Listen to this post:

I take a firm stance against calling disabled people inspiring on this blog and especially in my work in Criptiques On Film. I bristle when a non-disabled person refers to a disabled person as inspiring. Life after a brain injury is still life. One person’s new routine involves practicing reading a calendar, while another’s involves re-learning how to walk, and another’s involves meditating for anger management, and so on. When someone says, “You’re so inspiring! I could never do that!” bear in mind that you don’t really know you couldn’t do that. Once a new life becomes your everyday existence, you do what you have to do to get by, find accommodations, and hopefully thrive. You might be surprised by how much you can do. After all, it’s not like we expected our brain injuries and set aside a life plan that included rehab and pain. It’s just where life went. So we went along.

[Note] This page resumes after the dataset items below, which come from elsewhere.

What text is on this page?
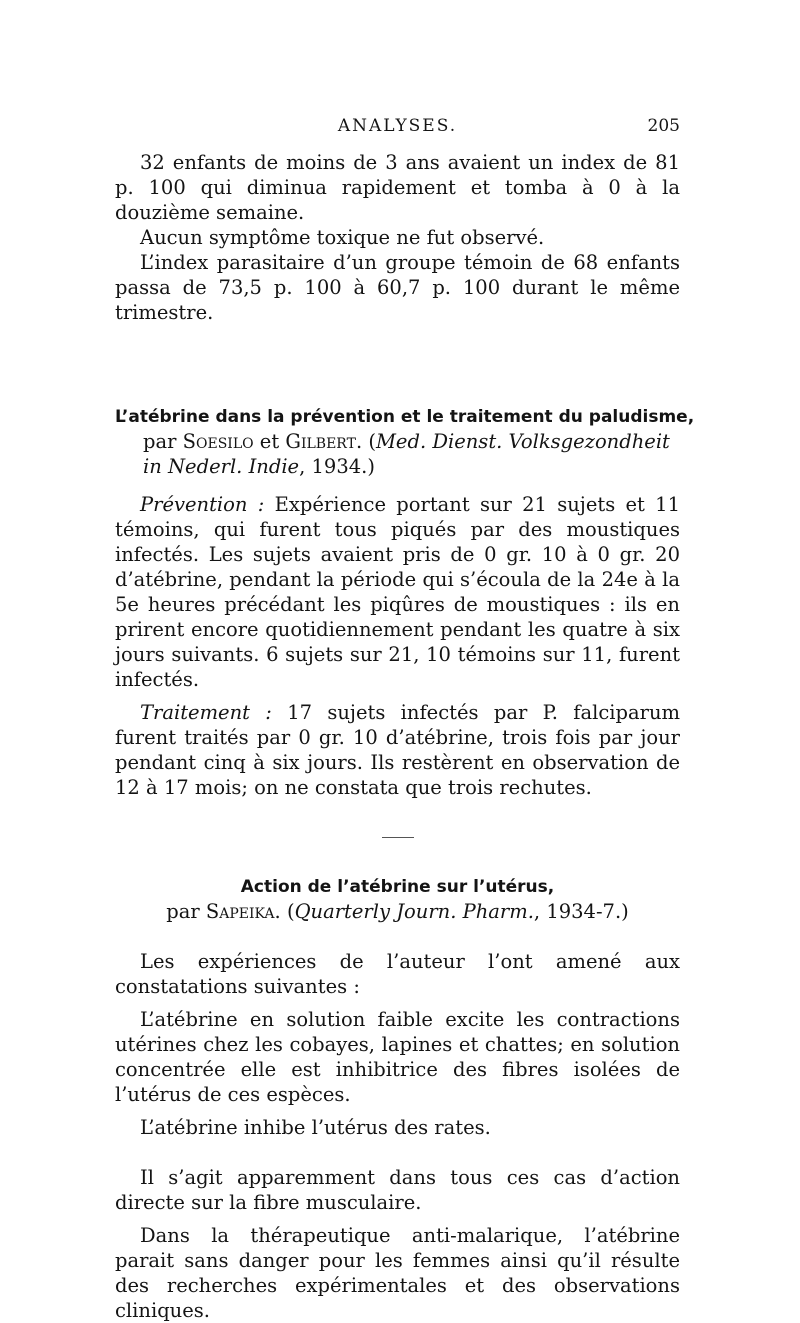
ANALYSES.	205

32 enfants de moins de 3 ans avaient un index de 81 p. 100 qui diminua rapidement et tomba à 0 à la douzième semaine.

Aucun symptôme toxique ne fut observé.

L’index parasitaire d’un groupe témoin de 68 enfants passa de 73,5 p. 100 à 60,7 p. 100 durant le même trimestre.

L’atébrine dans la prévention et le traitement du paludisme,

par Soesilo et Gilbert. (Med. Dienst. Volksgezondheit in Nederl. Indie, 1934.)

Prévention : Expérience portant sur 21 sujets et 11 témoins, qui furent tous piqués par des moustiques infectés. Les sujets avaient pris de 0 gr. 10 à 0 gr. 20 d’atébrine, pendant la période qui s’écoula de la 24e à la 5e heures précédant les piqûres de moustiques : ils en prirent encore quotidiennement pendant les quatre à six jours suivants. 6 sujets sur 21, 10 témoins sur 11, furent infectés.

Traitement : 17 sujets infectés par P. falciparum furent traités par 0 gr. 10 d’atébrine, trois fois par jour pendant cinq à six jours. Ils restèrent en observation de 12 à 17 mois; on ne constata que trois rechutes.

Action de l’atébrine sur l’utérus,

par Sapeika. (Quarterly Journ. Pharm., 1934-7.)

Les expériences de l’auteur l’ont amené aux constatations suivantes :

L’atébrine en solution faible excite les contractions utérines chez les cobayes, lapines et chattes; en solution concentrée elle est inhibitrice des fibres isolées de l’utérus de ces espèces.

L’atébrine inhibe l’utérus des rates.

Il s’agit apparemment dans tous ces cas d’action directe sur la fibre musculaire.

Dans la thérapeutique anti-malarique, l’atébrine parait sans danger pour les femmes ainsi qu’il résulte des recherches expérimentales et des observations cliniques.
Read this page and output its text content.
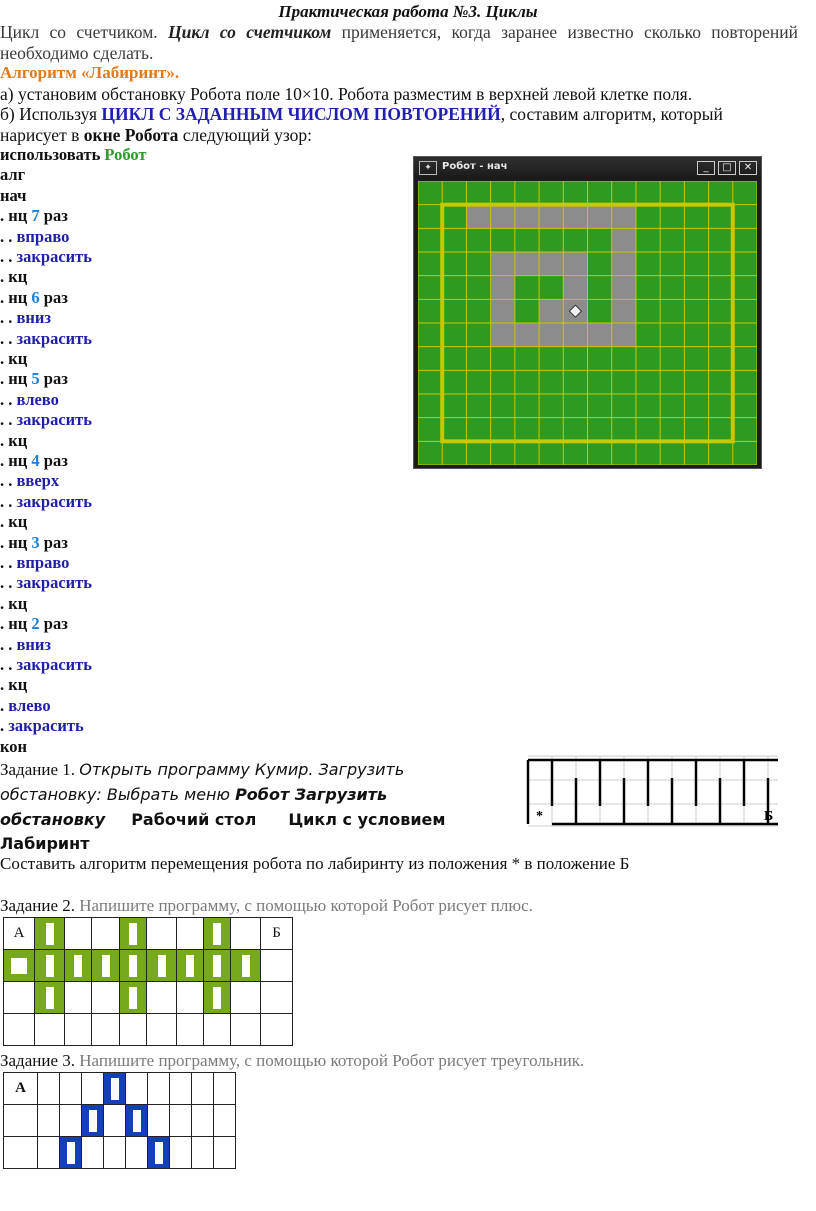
Практическая работа №3. Циклы
Цикл со счетчиком. Цикл со счетчиком применяется, когда заранее известно сколько повторений необходимо сделать.
Алгоритм «Лабиринт».
а) установим обстановку Робота поле 10×10. Робота разместим в верхней левой клетке поля.
б) Используя ЦИКЛ С ЗАДАННЫМ ЧИСЛОМ ПОВТОРЕНИЙ, составим алгоритм, который
нарисует в окне Робота следующий узор:
использовать Робот
алг
нач
. нц 7 раз
. . вправо
. . закрасить
. кц
. нц 6 раз
. . вниз
. . закрасить
. кц
. нц 5 раз
. . влево
. . закрасить
. кц
. нц 4 раз
. . вверх
. . закрасить
. кц
. нц 3 раз
. . вправо
. . закрасить
. кц
. нц 2 раз
. . вниз
. . закрасить
. кц
. влево
. закрасить
кон
✦	Робот - нач	_	□	✕
Задание 1. Открыть программу Кумир. Загрузить
обстановку: Выбрать меню Робот Загрузить
обстановку Рабочий стол Цикл с условием
Лабиринт
Составить алгоритм перемещения робота по лабиринту из положения * в положение Б
*	Б
Задание 2. Напишите программу, с помощью которой Робот рисует плюс.
А									Б

Задание 3. Напишите программу, с помощью которой Робот рисует треугольник.
А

Exceptionalism (where you find someone superhuman for doing everyday things) can actually be harmful. It separates us from each other. And even though it feels like a compliment to say, “Wow! I’m so amazed you can do that after a brain injury…” behind it quietly lurks this sentiment, “…because I figured you’d never do anything worthwhile!” People don’t intend to be cruel or rude. I think this happens because the brain injury community is still isolated in society and is ignored in the media. So people just genuinely don’t realize that an injured brain does not equal a useless brain.

I’ve written about another kind of inspiration, though not as often. There’s an entire area of inspiration that’s genuinely powerful, fully affirmative, and absolutely critical to our empowerment: peer to peer inspiration. That’s when a peer with brain injury or family member tells their stories, and another peer or family member feels hope, motivation, or relief. This inspiration we cannot and should not have to do without. It’s how we gather the strength to push past society’s lowered expectations for us, raised barriers, and yes, often, the difficulties of impairment.

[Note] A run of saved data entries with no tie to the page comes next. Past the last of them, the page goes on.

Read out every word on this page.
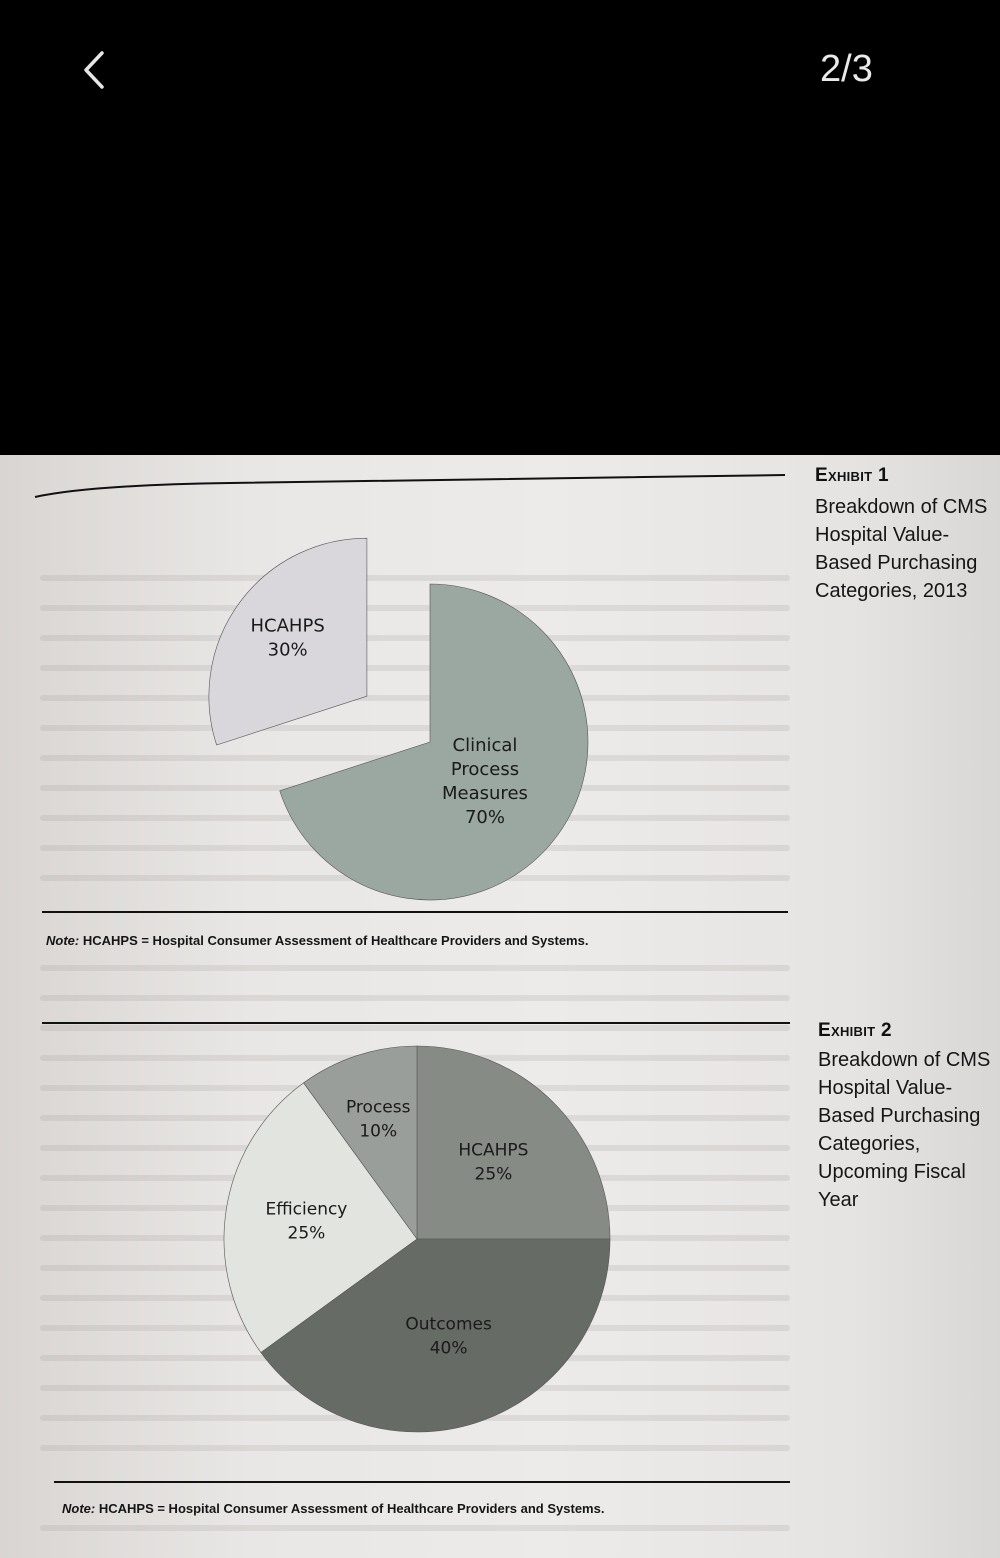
2/3
Exhibit 1
Breakdown of CMS Hospital Value-Based Purchasing Categories, 2013
HCAHPS
30%
Clinical
Process
Measures
70%
Note: HCAHPS = Hospital Consumer Assessment of Healthcare Providers and Systems.
Exhibit 2
Breakdown of CMS Hospital Value-Based Purchasing Categories, Upcoming Fiscal Year
HCAHPS
25%
Outcomes
40%
Efficiency
25%
Process
10%
Note: HCAHPS = Hospital Consumer Assessment of Healthcare Providers and Systems.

If you’re looking for that kind of inspiration, please have a look–and several more looks–at the new TBI Hope and Inspiration magazine. Subscriptions are free online. This magazine isn’t accessible for use with screen reading technology. But for people who are accessing the magazine visually, it is a sight for sore eyes. Click the image below to open the magazine pdf.

The cover of TBI Hope and Inspiration Magazine for May 2015 has red tulips and select article titles listed.

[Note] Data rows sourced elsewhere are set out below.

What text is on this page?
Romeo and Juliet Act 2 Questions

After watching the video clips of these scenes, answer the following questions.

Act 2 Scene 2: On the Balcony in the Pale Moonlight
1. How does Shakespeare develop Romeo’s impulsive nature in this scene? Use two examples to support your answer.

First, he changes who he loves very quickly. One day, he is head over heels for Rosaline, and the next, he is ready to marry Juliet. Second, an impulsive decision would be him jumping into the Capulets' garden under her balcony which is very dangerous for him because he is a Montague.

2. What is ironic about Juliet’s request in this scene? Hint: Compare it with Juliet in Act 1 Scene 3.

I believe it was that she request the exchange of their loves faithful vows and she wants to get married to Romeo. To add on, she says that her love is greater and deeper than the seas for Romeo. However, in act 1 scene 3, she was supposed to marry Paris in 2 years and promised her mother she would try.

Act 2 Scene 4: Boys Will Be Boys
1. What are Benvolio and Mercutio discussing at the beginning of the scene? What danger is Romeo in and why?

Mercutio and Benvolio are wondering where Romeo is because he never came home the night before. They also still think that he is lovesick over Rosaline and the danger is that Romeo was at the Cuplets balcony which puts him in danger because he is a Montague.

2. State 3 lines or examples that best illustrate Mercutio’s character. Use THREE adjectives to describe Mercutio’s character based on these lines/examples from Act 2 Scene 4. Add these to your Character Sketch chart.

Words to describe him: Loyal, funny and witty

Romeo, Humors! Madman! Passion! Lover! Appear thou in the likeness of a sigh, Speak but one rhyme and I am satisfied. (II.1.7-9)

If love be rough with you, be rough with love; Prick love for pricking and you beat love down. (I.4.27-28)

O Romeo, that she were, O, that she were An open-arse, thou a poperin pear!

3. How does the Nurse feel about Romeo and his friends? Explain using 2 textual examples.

I’m so honored to have a short piece in the May edition about making films. As a group, we could be banding together, demanding horrible films like “50 First Dates” stop being promoted publicly as a good place to learn about TBI. And as a group and individuals, we can also be making films and demanding others make films to replace that out-dated drivel with new, fresh, honest, and accurate portrayals. Yes, even in fiction and comedy, accuracy is possible. And we deserve it. We deserve to see ourselves represented honestly in the media. To see that would be deeply inspiring to me.